Based on the results, there are several advantages of WRI. Firstly, in comparison with rainfall–runoff models that are complex in their development and require physical assumptions and parametric equations to analyze or monitor the risk, WRIs are easy to compute, analyze, and physically interpret for a non-technical audience, as they utilize only precipitation data with less mathematical complexity and parametric-based assumptions. Secondly, WRIs can potentially be used to advise infrastructural maintenance works if a certain threshold of the WRI was deemed insufficient for the site to withstand previously quantified water-related disasters. Consequently, the revised thresholds of WRI could be deduced, to counteract the vulnerability to future water-related disasters. For instance, consider the Jungryang Stream levee (Table 3) that could have been subjected to maintenance work after the August 1998 flood. However, in 2008 an inundation occurred again (MBC 2008), only with WRIhr-L = 498 mm (Fig. 13). Although a causal factor for the inundation could be the different distribution of rainfall in the latter episode, one may also suspect that previous maintenance work was perhaps ineffective and thus required further attention by maintenance authorities. However, further work is needed before such connections between water disasters can be determined. Thirdly, WRIs may be analyzed for ranking chains of heavy rainfall disasters, which would require modeling of disasters and trigger thresholds of the WRI. Subsequently, the statistical metric could also provide empirical flood monitoring data for modeling the potential likelihood of future disasters for a location. WRIs can therefore be objective tools for assessing real-time effects of heavy rain events and their subsequent chain of disasters.

Fig. 13
figure 13

Annual flood events identified for Dobong Observatory (South Korea) using the annual maximum value of the long-term (WRIhr-L) and the short-term water resources index (WRI24-hr-S) compared with the maximum precipitation and river water levels

It should be noted that the time-evolution of WRIs was useful in “predicting” water-related disasters.
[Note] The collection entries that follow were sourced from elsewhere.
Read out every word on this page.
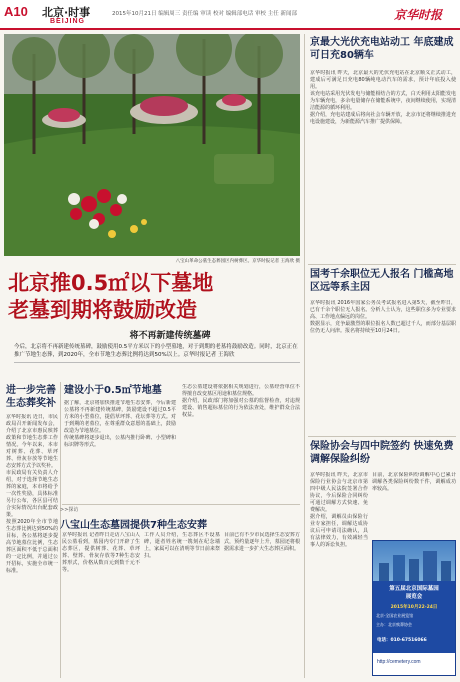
A10 北京·时事
BEIJING
2015年10月21日 编辑周三 责任编 审读 校对 编辑部电话 审校 主任 新闻部	京华时报
八宝山革命公墓生态葬园区内树葬区。京华时报记者 王海欣 摄
北京推0.5㎡以下墓地
老墓到期将鼓励改造
将不再新建传统墓碑
今后，北京将不再新建传统墓碑，鼓励使用0.5平方米以下的小型墓地，对于到期的老墓将鼓励改造。同时，北京正在推广节地生态葬，到2020年，全市节地生态葬比例将达到50%以上。京华时报记者 王海欣
进一步完善生态葬奖补

京华时报讯 近日，市民政局召开新闻发布会，介绍了北京市惠民殡葬政策和节地生态葬工作情况。今年以来，本市对树葬、花葬、草坪葬、骨灰存放等节地生态安葬方式予以奖补。

市民政局有关负责人介绍，对于选择节地生态葬的家庭，本市将给予一次性奖励，具体标准另行公布，各区县可结合实际情况出台配套政策。

按照2020年全市节地生态葬比例达到50%的目标，各公墓将逐步提高节地墓位比例，生态葬区面积不低于总面积的一定比例，并通过公开招标，实施全市统一标准。

建设小于0.5㎡节地墓

据了解，北京将加快推进节地生态安葬，今后新建公墓将不再新建传统墓碑，鼓励建设不超过0.5平方米的小型墓位，提倡草坪葬、花坛葬等方式。对于到期的老墓位，在尊重群众意愿的基础上，鼓励改造为节地墓位。

传统墓碑将逐步退出，公墓内推行卧碑、小型碑和标识牌等形式。

生态公墓建设将依据相关规划进行，公墓经营单位不得擅自改变墓区用途和墓位规格。

据介绍，民政部门将加强对公墓的监督检查，对违规建设、销售超标墓位的行为依法查处，维护群众合法权益。

>>探访
八宝山生态墓园提供7种生态安葬

京华时报讯 记者昨日走访八宝山人民公墓看到，墓园内专门开辟了生态葬区，提供树葬、花葬、草坪葬、壁葬、骨灰存放等7种生态安葬形式，价格从数百元到数千元不等。

工作人员介绍，生态葬区不设墓碑，逝者姓名统一镌刻在纪念墙上，家属可以在清明等节日前来祭扫。

目前已有不少市民选择生态安葬方式，预约量逐年上升，墓园还将根据需求进一步扩大生态葬区面积。

京最大光伏充电站动工 年底建成可日充80辆车

京华时报讯 昨天，北京最大的光伏充电站在北京顺义正式动工，建成后可满足日充电80辆纯电动汽车的需求，预计年底投入使用。

该充电站采用光伏发电与储能相结合的方式，白天利用太阳能发电为车辆充电，多余电量储存在储能系统中，夜间继续使用，实现清洁能源的循环利用。

据介绍，充电站建成后将向社会车辆开放，北京市还将继续推进充电设施建设，为新能源汽车推广提供保障。

国考千余职位无人报名 门槛高地区远等系主因

京华时报讯 2016年国家公务员考试报名进入第5天，截至昨日，已有千余个职位无人报名。分析人士认为，这些职位多为专业要求高、工作地点偏远的岗位。

数据显示，竞争最激烈的职位报名人数已超过千人，而部分基层职位仍无人问津。报名将持续至10月24日。

保险协会与四中院签约 快速免费调解保险纠纷

京华时报讯 昨天，北京市保险行业协会与北京市第四中级人民法院签署合作协议，今后保险合同纠纷可通过调解方式快速、免费解决。

据介绍，调解员由保险行业专家担任，调解达成协议后可申请司法确认，具有法律效力，有效减轻当事人的诉讼负担。

目前，北京保险纠纷调解中心已累计调解各类保险纠纷数千件，调解成功率较高。

第五届北京国际墓园
展览会
2015年10月22-24日
北京·全国农业展览馆
主办：北京殡葬协会
电话：010-67516066
http://cemetery.com
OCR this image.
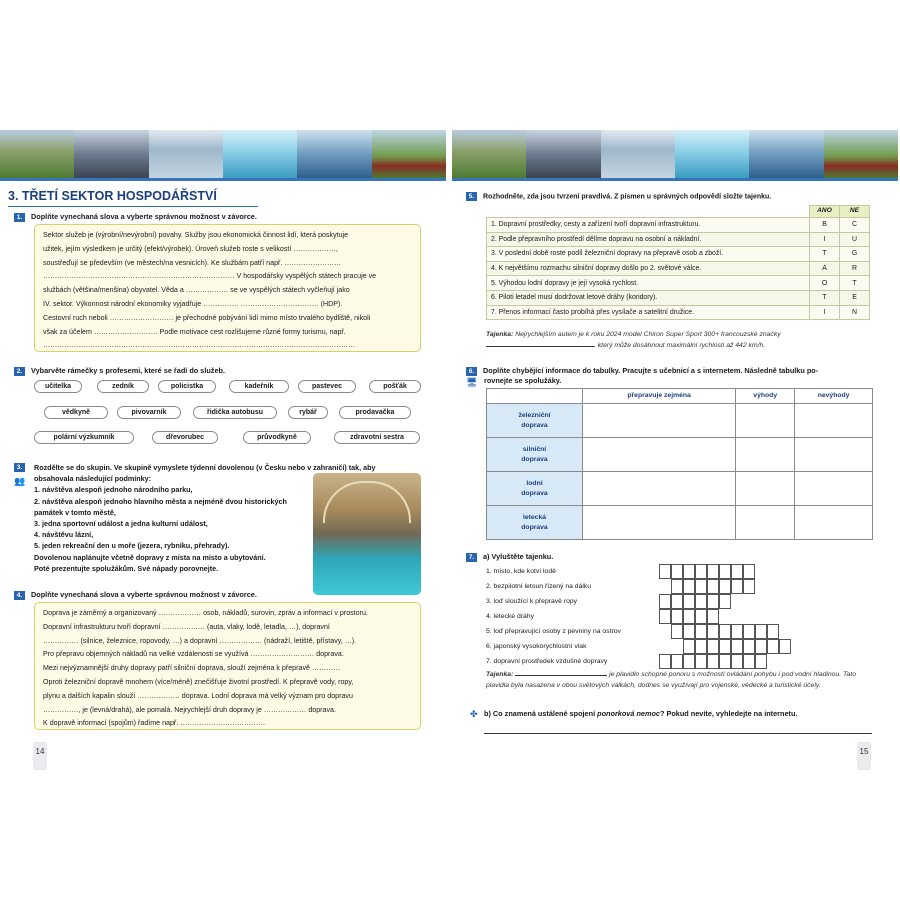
3. TŘETÍ SEKTOR HOSPODÁŘSTVÍ
1. Doplňte vynechaná slova a vyberte správnou možnost v závorce.
Sektor služeb je (výrobní/nevýrobní) povahy. Služby jsou ekonomická činnost lidí, která poskytuje
užitek, jejím výsledkem je určitý (efekt/výrobek). Úroveň služeb roste s velikostí ………………,
soustřeďují se především (ve městech/na vesnicích). Ke službám patří např. ……………………
……………………………………………………………………… V hospodářsky vyspělých státech pracuje ve
službách (většina/menšina) obyvatel. Věda a ……………… se ve vyspělých státech vyčleňují jako
IV. sektor. Výkonnost národní ekonomiky vyjadřuje …………… …………………………… (HDP).
Cestovní ruch neboli ……………………… je přechodné pobývání lidí mimo místo trvalého bydliště, nikoli
však za účelem ……………………… Podle motivace cest rozlišujeme různé formy turismu, např.
……………………………………………………………………………………………………………………
2. Vybarvěte rámečky s profesemi, které se řadí do služeb.
učitelka	zedník	policistka	kadeřník	pastevec	pošťák
vědkyně	pivovarník	řidička autobusu	rybář	prodavačka
polární výzkumník	dřevorubec	průvodkyně	zdravotní sestra
3.
👥
Rozdělte se do skupin. Ve skupině vymyslete týdenní dovolenou (v Česku nebo v zahraničí) tak, aby
obsahovala následující podmínky:
1. návštěva alespoň jednoho národního parku,
2. návštěva alespoň jednoho hlavního města a nejméně dvou historických
památek v tomto městě,
3. jedna sportovní událost a jedna kulturní událost,
4. návštěvu lázní,
5. jeden rekreační den u moře (jezera, rybníku, přehrady).
Dovolenou naplánujte včetně dopravy z místa na místo a ubytování.
Poté prezentujte spolužákům. Své nápady porovnejte.
4. Doplňte vynechaná slova a vyberte správnou možnost v závorce.
Doprava je záměrný a organizovaný ……………… osob, nákladů, surovin, zpráv a informací v prostoru.
Dopravní infrastrukturu tvoří dopravní ……………… (auta, vlaky, lodě, letadla, …), dopravní
…………… (silnice, železnice, ropovody, …) a dopravní ……………… (nádraží, letiště, přístavy, …).
Pro přepravu objemných nákladů na velké vzdálenosti se využívá ……………………… doprava.
Mezi nejvýznamnější druhy dopravy patří silniční doprava, slouží zejména k přepravě …………
Oproti železniční dopravě mnohem (více/méně) znečišťuje životní prostředí. K přepravě vody, ropy,
plynu a dalších kapalin slouží ……………… doprava. Lodní doprava má velký význam pro dopravu
……………, je (levná/drahá), ale pomalá. Nejrychlejší druh dopravy je ……………… doprava.
K dopravě informací (spojům) řadíme např. ………………………………
14
5. Rozhodněte, zda jsou tvrzení pravdivá. Z písmen u správných odpovědí složte tajenku.
	ANO	NE
1. Dopravní prostředky, cesty a zařízení tvoří dopravní infrastrukturu.	B	C
2. Podle přepravního prostředí dělíme dopravu na osobní a nákladní.	I	U
3. V poslední době roste podíl železniční dopravy na přepravě osob a zboží.	T	G
4. K největšímu rozmachu silniční dopravy došlo po 2. světové válce.	A	R
5. Výhodou lodní dopravy je její vysoká rychlost.	O	T
6. Piloti letadel musí dodržovat letové dráhy (koridory).	T	E
7. Přenos informací často probíhá přes vysílače a satelitní družice.	I	N
Tajenka: Nejrychlejším autem je k roku 2024 model Chiron Super Sport 300+ francouzské značky
, který může dosáhnout maximální rychlosti až 442 km/h.
6. Doplňte chybějící informace do tabulky. Pracujte s učebnicí a s internetem. Následně tabulku po-
rovnejte se spolužáky.
🖥
	přepravuje zejména	výhody	nevýhody
železniční
doprava			
silniční
doprava			
lodní
doprava			
letecká
doprava			
7. a) Vyluštěte tajenku.
1. místo, kde kotví lodě
2. bezpilotní letoun řízený na dálku
3. loď sloužící k přepravě ropy
4. letecké dráhy
5. loď přepravující osoby z pevniny na ostrov
6. japonský vysokorychlostní vlak
7. dopravní prostředek vzdušné dopravy
Tajenka:	je plavidlo schopné ponoru s možností ovládání pohybu i pod vodní hladinou. Tato plavidla byla nasazena v obou světových válkách, dodnes se využívají pro vojenské, vědecké a turistické účely.
✤ b) Co znamená ustálené spojení ponorková nemoc? Pokud nevíte, vyhledejte na internetu.
15
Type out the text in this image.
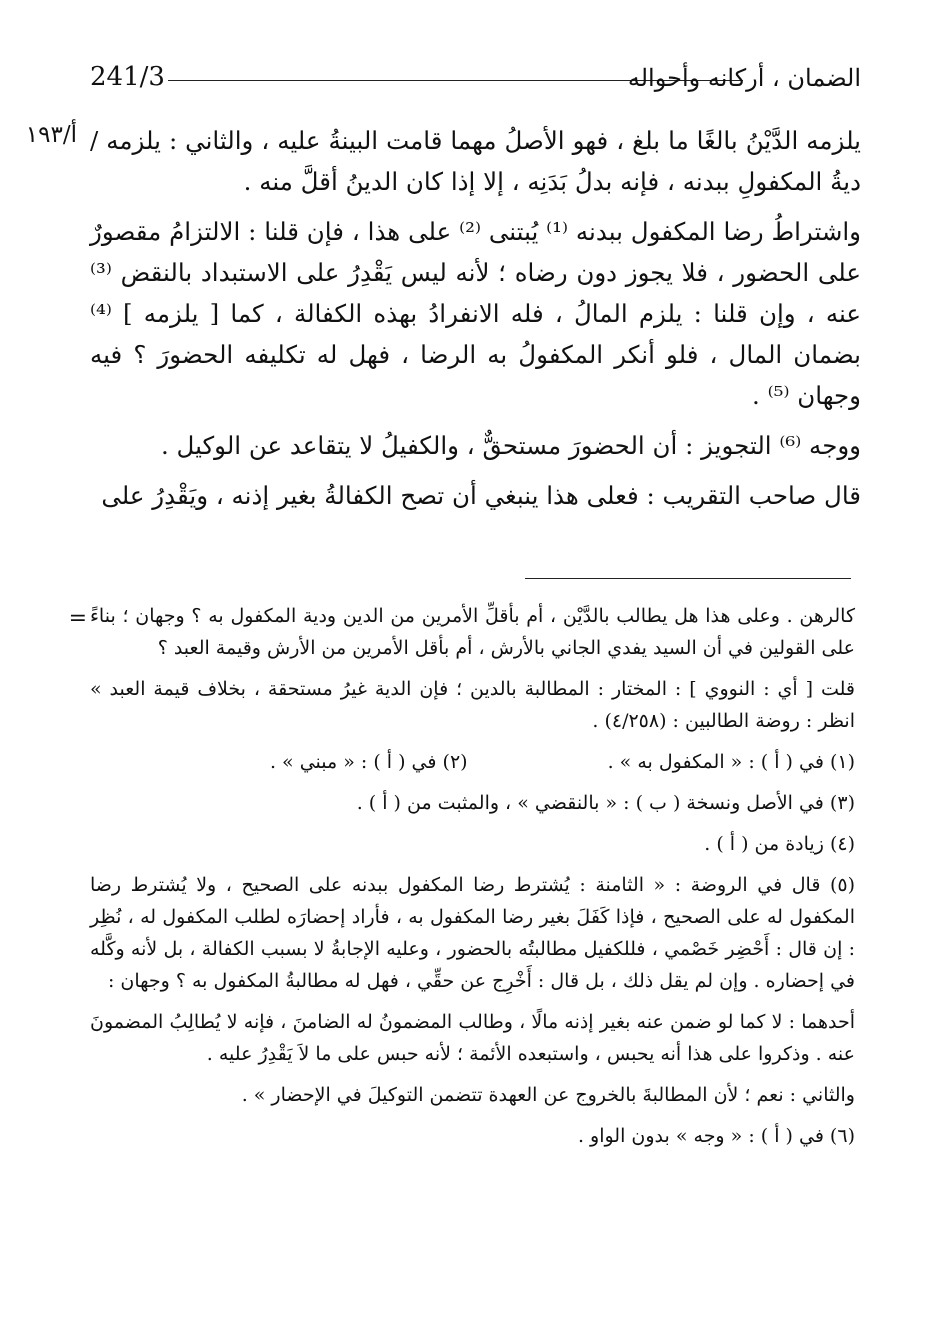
241/3	الضمان ، أركانه وأحواله
أ/١٩٣ يلزمه الدَّيْنُ بالغًا ما بلغ ، فهو الأصلُ مهما قامت البينةُ عليه ، والثاني : يلزمه / ديةُ المكفولِ ببدنه ، فإنه بدلُ بَدَنِه ، إلا إذا كان الدينُ أقلَّ منه .

واشتراطُ رضا المكفول ببدنه ⁽¹⁾ يُبتنى ⁽²⁾ على هذا ، فإن قلنا : الالتزامُ مقصورٌ على الحضور ، فلا يجوز دون رضاه ؛ لأنه ليس يَقْدِرُ على الاستبداد بالنقض ⁽³⁾ عنه ، وإن قلنا : يلزم المالُ ، فله الانفرادُ بهذه الكفالة ، كما [ يلزمه ] ⁽⁴⁾ بضمان المال ، فلو أنكر المكفولُ به الرضا ، فهل له تكليفه الحضورَ ؟ فيه وجهان ⁽⁵⁾ .

ووجه ⁽⁶⁾ التجويز : أن الحضورَ مستحقٌّ ، والكفيلُ لا يتقاعد عن الوكيل .

قال صاحب التقريب : فعلى هذا ينبغي أن تصح الكفالةُ بغير إذنه ، ويَقْدِرُ على

= كالرهن . وعلى هذا هل يطالب بالدَّيْن ، أم بأقلِّ الأمرين من الدين ودية المكفول به ؟ وجهان ؛ بناءً على القولين في أن السيد يفدي الجاني بالأرش ، أم بأقل الأمرين من الأرش وقيمة العبد ؟

قلت [ أي : النووي ] : المختار : المطالبة بالدين ؛ فإن الدية غيرُ مستحقة ، بخلاف قيمة العبد » انظر : روضة الطالبين : (٤/٢٥٨) .

(١) في ( أ ) : « المكفول به » .

(٢) في ( أ ) : « مبني » .

(٣) في الأصل ونسخة ( ب ) : « بالنقضي » ، والمثبت من ( أ ) .

(٤) زيادة من ( أ ) .

(٥) قال في الروضة : « الثامنة : يُشترط رضا المكفول ببدنه على الصحيح ، ولا يُشترط رضا المكفول له على الصحيح ، فإذا كَفَلَ بغير رضا المكفول به ، فأراد إحضارَه لطلب المكفول له ، نُظِر : إن قال : أَحْضِر خَصْمي ، فللكفيل مطالبتُه بالحضور ، وعليه الإجابةُ لا بسبب الكفالة ، بل لأنه وكَّله في إحضاره . وإن لم يقل ذلك ، بل قال : أَخْرِج عن حقِّي ، فهل له مطالبةُ المكفول به ؟ وجهان :

أحدهما : لا كما لو ضمن عنه بغير إذنه مالًا ، وطالب المضمونُ له الضامنَ ، فإنه لا يُطالِبُ المضمونَ عنه . وذكروا على هذا أنه يحبس ، واستبعده الأئمة ؛ لأنه حبس على ما لاَ يَقْدِرُ عليه .

والثاني : نعم ؛ لأن المطالبةَ بالخروج عن العهدة تتضمن التوكيلَ في الإحضار » .

(٦) في ( أ ) : « وجه » بدون الواو .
However, WRIs have limitations in generalizing their application to water-related disasters in geographically diverse sites, where the time reduction function needs to be reformulated to incorporate the role of physical factors. An accurate documentation of disasters and hourly rainfall is required before its implementation for wider usage, which is a difficult task for data-sparse sites, since records of disasters at many stations are neither documented clearly nor precisely enough. Fortunately, it is possible for meteorologists to restore these kinds of data if they have been archived. Another challenge is the verification of WRIs for their broader applicability for interlinking index-based warnings with disaster. However, the success of the application provides an exploratory platform for scientists to test the index in other regions, provided documented records of disasters and hourly rainfall data can be established. The method can also be of assistance for flood mitigation as an adaptive paradigm for flood risk to reduce damage caused by rainfall events, to assist in the development of warnings for the public on the likelihood of disasters, and to reduce vulnerability by incorporating maintenance works on riverbanks and other infrastructure.